Post-Sandy surveys, says Zukin, a Rutgers University political science and public policy professor, "are going to be really suspect."

Those living in the dozen states that declared Sandy-related states of emergency will be occupied for many days — if not weeks — waiting for power to be restored, cleaning up, clearing out and dealing with insurance companies.

What's not likely to be a priority, Zukin says, is answering the phone to take questions about who they plan to vote for in the tight presidential race.

That means that surveyors will be hard-pressed to contact enough people by landline and cellphones to find a representative sample — meaning enough respondents to give pollsters the information they need to produce an accurate analysis.

And in fact, at least three national presidential tracking polls were temporarily suspended because of the storm: Gallup, Investors Business Daily/TIPP, and Public Policy Polling.

NPR contacted Zukin before Sandy hit, intending to talk with him in general about how voters should assess the blizzard of polls that have accompanied the final weeks of the presidential campaign.

While we ended up talking about the Sandy effect, Zukin also provided a few guidelines for those trying to make sense of the surveys. Here's what he advises, including his Sandy analysis.

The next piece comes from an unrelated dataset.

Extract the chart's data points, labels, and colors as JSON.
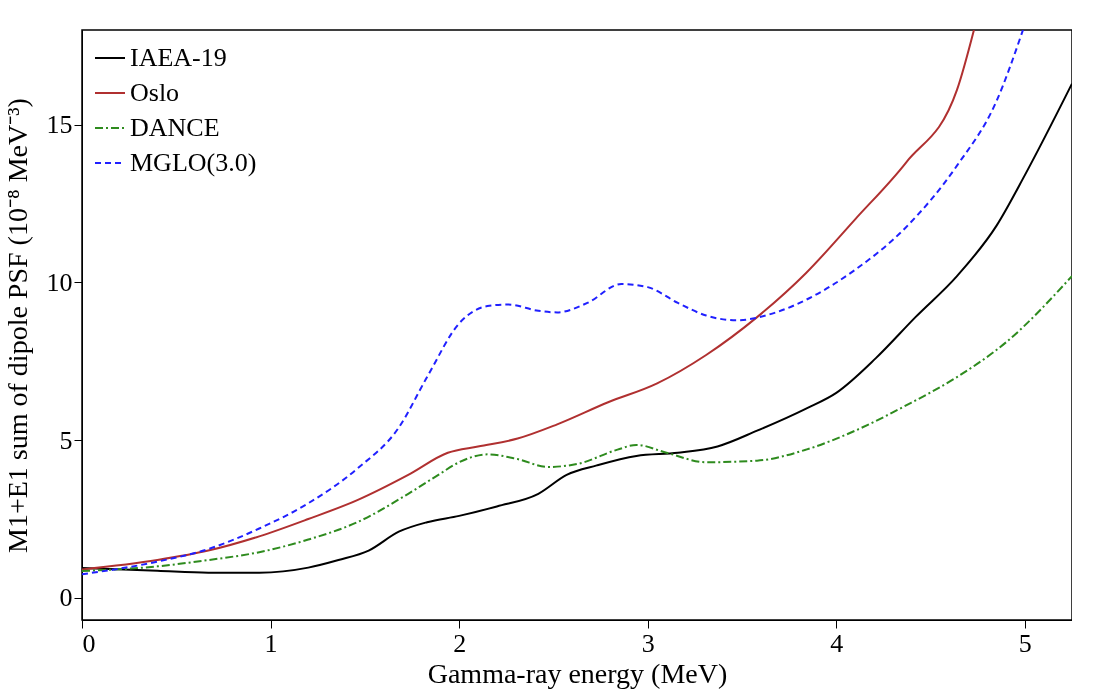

1.) Don't compare anything pre-storm and post-storm. Anywhere from 10 to 15 percent of the country will be missing from polls for awhile as they try to get back to their regular lives. If the polls show what appears to be a pre- and post-Sandy change, it will be unclear if conditions have actually changed, or if what's changed is surveyors' ability to find people and have them respond in adequate numbers.

2.) Don't trust robocall polls that don't include cellphones. Federal law prohibits automated calling of cellphones, so pollsters who use landline robocalls should also be hand-calling cellphone users. Thirty percent of American adults use cellphones exclusively, and not sampling them will skew results in favor of people who are older, white and more conservative. For a sample of 1,000 people to be representative, about 300 of those contacted should be cellphone users.

3.) Don't compare polls done by different people or organizations. Every pollster uses different formulas to take survey results. Pollsters employ different methods of asking and ordering their questions, and use different tools (the U.S. Census, voter lists, for example) to "weight" their field results and come up with what they have determined is a representative sample. You're better off comparing over-time polls conducted by the same person or organization to detect legitimate trends.

4.) Look at the average of polls like the one maintained by Real Clear Politics. Its average of polls in both 2004 and 2008 were quite close to the final results.

But with Sandy wreaking havoc on land and in the polling world, the only remaining survey with any veracity may be the one on Nov. 6.